O proprietário do posto de combustíveis Ale, localizado também às margens da MG-050 em Mateus Leme, Franklin Otoni, explica que não há informações precisas sobre a execução das obras na rodovia. Ele afirma que um túnel será construído para interligar os dois lados da cidade, atravessando a via.
 
“Não acredito que o projeto desconsidere a movimentação de todas as empresas da região, já que o fluxo local é muito grande. Se os acessos forem mesmo fechados será péssimo para nós. Espero que isso nunca aconteça”, diz.
 
Polêmicas envolvem as obras desde a elaboração do projeto
 
As polêmicas envolvendo as obras de melhoria nos trechos da MG-050 em Mateus Leme não são novidade. Há cerca de cinco anos, audiências públicas realizadas pela prefeitura questionavam o fato de o projeto ter sido elaborado sem consulta prévia ao município.
 
A movimentação dos agentes públicos permitiu alterações no projeto inicial, com a mudança de pontos de construção de algumas trincheiras. No entanto, não houve definição sobre o fechamento dos antigos acessos à cidade.
 
“Não conseguimos atender a todos. A justificativa técnica da Setop (Secretaria de Transportes e Obras Públicas) é que, por se tratar de uma via de alta velocidade, a MG-050 atende a exigências específicas. As saídas reivindicadas pelos comerciantes implicam na existência uma terceira faixa.
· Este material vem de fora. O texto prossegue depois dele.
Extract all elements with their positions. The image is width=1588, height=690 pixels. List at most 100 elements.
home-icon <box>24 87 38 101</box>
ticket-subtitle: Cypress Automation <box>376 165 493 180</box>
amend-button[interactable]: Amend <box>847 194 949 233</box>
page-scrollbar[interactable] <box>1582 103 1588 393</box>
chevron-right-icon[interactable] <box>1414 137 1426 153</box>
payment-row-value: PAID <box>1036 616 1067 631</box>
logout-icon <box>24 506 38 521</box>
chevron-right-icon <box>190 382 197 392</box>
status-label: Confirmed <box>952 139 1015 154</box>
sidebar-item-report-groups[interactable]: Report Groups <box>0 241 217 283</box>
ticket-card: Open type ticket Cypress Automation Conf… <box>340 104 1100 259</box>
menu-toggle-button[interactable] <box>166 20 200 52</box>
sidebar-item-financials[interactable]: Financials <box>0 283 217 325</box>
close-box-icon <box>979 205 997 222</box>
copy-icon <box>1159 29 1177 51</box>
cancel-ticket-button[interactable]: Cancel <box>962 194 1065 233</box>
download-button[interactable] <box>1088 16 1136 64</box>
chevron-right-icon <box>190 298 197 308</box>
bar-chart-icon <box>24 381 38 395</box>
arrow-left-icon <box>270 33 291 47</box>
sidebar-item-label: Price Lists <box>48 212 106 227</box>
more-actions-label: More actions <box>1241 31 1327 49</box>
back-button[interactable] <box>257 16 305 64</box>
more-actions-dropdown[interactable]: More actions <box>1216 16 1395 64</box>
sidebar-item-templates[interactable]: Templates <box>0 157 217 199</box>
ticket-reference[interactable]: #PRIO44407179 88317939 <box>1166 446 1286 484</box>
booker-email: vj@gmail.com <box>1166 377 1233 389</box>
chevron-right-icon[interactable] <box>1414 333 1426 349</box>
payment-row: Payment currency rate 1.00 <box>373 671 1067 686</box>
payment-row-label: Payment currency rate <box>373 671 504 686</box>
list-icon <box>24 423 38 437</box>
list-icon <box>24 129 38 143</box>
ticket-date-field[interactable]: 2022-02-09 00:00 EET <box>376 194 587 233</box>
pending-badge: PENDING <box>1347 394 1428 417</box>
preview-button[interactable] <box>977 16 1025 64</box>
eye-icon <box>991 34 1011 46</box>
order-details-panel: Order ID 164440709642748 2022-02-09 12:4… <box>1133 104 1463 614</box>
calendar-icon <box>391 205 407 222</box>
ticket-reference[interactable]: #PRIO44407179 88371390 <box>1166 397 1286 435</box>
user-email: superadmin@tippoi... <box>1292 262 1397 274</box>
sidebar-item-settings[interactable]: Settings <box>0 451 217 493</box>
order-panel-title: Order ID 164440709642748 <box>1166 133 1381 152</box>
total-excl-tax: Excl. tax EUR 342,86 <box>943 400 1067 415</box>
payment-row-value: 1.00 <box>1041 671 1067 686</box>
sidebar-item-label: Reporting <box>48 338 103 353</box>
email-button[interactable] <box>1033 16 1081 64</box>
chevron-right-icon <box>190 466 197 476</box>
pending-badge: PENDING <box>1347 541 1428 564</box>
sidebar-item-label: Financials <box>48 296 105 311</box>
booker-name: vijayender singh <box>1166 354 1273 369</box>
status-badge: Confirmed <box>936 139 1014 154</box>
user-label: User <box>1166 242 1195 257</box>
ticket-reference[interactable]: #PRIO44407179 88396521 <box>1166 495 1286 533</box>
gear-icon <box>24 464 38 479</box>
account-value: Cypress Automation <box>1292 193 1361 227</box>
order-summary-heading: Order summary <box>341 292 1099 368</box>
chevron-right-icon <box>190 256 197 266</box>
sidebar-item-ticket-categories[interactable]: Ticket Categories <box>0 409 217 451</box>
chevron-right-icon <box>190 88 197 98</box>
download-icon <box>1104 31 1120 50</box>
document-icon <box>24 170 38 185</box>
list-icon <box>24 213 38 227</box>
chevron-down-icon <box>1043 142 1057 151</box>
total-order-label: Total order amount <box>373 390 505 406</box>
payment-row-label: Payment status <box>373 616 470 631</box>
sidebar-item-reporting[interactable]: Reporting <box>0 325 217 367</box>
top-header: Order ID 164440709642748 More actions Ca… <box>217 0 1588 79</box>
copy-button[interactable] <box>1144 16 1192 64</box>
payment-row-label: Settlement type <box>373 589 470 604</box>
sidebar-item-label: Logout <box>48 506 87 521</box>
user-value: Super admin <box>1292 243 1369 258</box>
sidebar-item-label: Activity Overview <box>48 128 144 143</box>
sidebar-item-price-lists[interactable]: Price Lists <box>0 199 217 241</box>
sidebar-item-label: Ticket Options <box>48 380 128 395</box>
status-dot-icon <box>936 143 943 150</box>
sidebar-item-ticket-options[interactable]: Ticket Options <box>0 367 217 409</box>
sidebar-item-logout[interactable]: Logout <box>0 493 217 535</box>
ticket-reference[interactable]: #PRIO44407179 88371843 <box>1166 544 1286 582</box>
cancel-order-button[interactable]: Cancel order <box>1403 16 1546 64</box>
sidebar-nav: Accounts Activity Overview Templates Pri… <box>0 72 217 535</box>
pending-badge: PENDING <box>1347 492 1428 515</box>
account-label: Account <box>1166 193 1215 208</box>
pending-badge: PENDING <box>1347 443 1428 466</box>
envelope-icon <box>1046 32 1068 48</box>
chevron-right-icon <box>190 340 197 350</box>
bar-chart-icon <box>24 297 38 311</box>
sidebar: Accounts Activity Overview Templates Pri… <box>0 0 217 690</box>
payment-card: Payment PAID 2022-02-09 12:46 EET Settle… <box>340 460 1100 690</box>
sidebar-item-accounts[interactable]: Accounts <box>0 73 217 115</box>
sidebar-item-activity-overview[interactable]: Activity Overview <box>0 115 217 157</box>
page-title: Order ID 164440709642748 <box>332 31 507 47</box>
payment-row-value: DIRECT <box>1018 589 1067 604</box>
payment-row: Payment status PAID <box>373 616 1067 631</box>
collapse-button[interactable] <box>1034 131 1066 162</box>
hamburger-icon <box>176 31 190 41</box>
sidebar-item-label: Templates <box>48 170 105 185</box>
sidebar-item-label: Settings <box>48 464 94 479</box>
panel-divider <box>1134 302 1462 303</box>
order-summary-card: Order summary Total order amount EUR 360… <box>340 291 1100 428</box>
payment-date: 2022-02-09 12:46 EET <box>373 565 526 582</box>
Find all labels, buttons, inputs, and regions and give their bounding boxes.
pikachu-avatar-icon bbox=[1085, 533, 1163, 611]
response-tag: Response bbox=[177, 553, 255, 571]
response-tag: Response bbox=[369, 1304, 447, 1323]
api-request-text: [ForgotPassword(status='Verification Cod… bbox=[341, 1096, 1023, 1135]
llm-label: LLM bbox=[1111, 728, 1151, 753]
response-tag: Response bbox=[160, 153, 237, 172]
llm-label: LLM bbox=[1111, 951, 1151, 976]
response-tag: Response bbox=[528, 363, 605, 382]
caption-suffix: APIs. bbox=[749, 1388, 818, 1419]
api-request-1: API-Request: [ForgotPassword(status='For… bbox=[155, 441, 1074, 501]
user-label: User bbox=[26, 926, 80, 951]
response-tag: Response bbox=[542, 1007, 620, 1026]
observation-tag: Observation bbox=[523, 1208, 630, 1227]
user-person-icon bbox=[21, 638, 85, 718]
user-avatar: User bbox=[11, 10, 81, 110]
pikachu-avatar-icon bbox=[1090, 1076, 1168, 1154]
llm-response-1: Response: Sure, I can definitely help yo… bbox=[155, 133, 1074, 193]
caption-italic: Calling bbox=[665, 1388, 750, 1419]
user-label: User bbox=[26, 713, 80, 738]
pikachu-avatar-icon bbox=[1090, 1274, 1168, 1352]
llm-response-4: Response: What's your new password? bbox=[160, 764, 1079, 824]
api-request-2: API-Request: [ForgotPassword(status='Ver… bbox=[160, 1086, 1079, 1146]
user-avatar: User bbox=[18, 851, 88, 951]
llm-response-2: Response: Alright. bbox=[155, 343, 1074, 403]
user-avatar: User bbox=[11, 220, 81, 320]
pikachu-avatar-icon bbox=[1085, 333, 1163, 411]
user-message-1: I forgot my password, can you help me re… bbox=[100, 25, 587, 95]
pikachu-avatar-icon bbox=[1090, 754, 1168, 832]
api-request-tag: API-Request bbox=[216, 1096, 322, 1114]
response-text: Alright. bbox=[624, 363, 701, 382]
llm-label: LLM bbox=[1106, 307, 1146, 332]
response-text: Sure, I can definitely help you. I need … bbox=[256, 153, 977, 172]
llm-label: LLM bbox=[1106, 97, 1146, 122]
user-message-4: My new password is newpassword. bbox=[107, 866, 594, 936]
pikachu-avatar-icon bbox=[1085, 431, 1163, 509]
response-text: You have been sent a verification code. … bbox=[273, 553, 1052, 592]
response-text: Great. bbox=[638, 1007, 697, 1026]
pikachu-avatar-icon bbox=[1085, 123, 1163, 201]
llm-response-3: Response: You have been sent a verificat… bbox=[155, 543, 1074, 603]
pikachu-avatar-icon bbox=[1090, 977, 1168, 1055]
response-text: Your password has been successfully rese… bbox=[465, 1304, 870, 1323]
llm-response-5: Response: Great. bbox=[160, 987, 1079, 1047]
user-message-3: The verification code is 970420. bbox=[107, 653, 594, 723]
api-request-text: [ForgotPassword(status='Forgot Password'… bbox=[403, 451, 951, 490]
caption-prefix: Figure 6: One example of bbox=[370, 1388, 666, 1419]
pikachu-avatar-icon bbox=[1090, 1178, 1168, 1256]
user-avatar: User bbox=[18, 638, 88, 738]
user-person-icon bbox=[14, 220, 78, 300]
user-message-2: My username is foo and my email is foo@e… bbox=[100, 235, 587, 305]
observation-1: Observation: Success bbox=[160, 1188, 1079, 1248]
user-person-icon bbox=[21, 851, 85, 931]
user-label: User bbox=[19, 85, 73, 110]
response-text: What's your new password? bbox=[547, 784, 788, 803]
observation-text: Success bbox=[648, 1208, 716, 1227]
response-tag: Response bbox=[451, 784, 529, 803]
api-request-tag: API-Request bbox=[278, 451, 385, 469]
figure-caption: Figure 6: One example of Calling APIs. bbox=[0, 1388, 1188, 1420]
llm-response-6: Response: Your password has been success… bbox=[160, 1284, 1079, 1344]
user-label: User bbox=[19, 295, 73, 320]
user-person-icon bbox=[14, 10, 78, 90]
Porém, não há espaço para isso nesses pontos”, argumenta o Chefe de Gabinete da Prefeitura de Mateus Leme, Roberto Rodrigues de Oliveira.
 
A concessionária Nascentes das Gerais, responsável pela gestão da rodovia desde de 2007, quando foi assinado o contrato de Parceria Público-Privada (PPP) do Sistema MG-050-BR-265/BR-491, afirmou por meio da assessoria de imprensa que “as condições de acesso e retorno serão adequadas à demanda do fluxo de tráfego”. E que até o momento “não possui registro de questionamento sobre nenhum ponto específico das obras de duplicação”.
 
Procurada pelo Hoje em Dia, a Setop informou apenas que “estará avaliando e analisando, nos próximos 90 dias, as questões relacionadas ao contrato de concessão da Parceria Público Privada da MG-050. No momento, a operação e manutenção da via, bem como as obras previstas no cronograma continuam em andamento”.
 
Investimentos
 
Entre 2015 e 2016, investimentos na ordem de R$ 500 milhões devem ser aplicados na MG-050 com mais 23 quilômetros de duplicação em perímetros urbanos, onde o tráfego é mais intenso; 50 quilômetros de terceiras faixas; 30 quilômetros de correção de curva; 24 quilômetros de acostamento e 17 retornos. Os investimentos no trecho de Mateus Leme giram em torno de R$ 34,5 milhões e englobam a duplicação no trecho do distrito de Azurita, entre os kms 69,1 e 75,6. Até dezembro de 2014, R$ 600 milhões foram investidos nos 371,4 quilômetros da rodovia.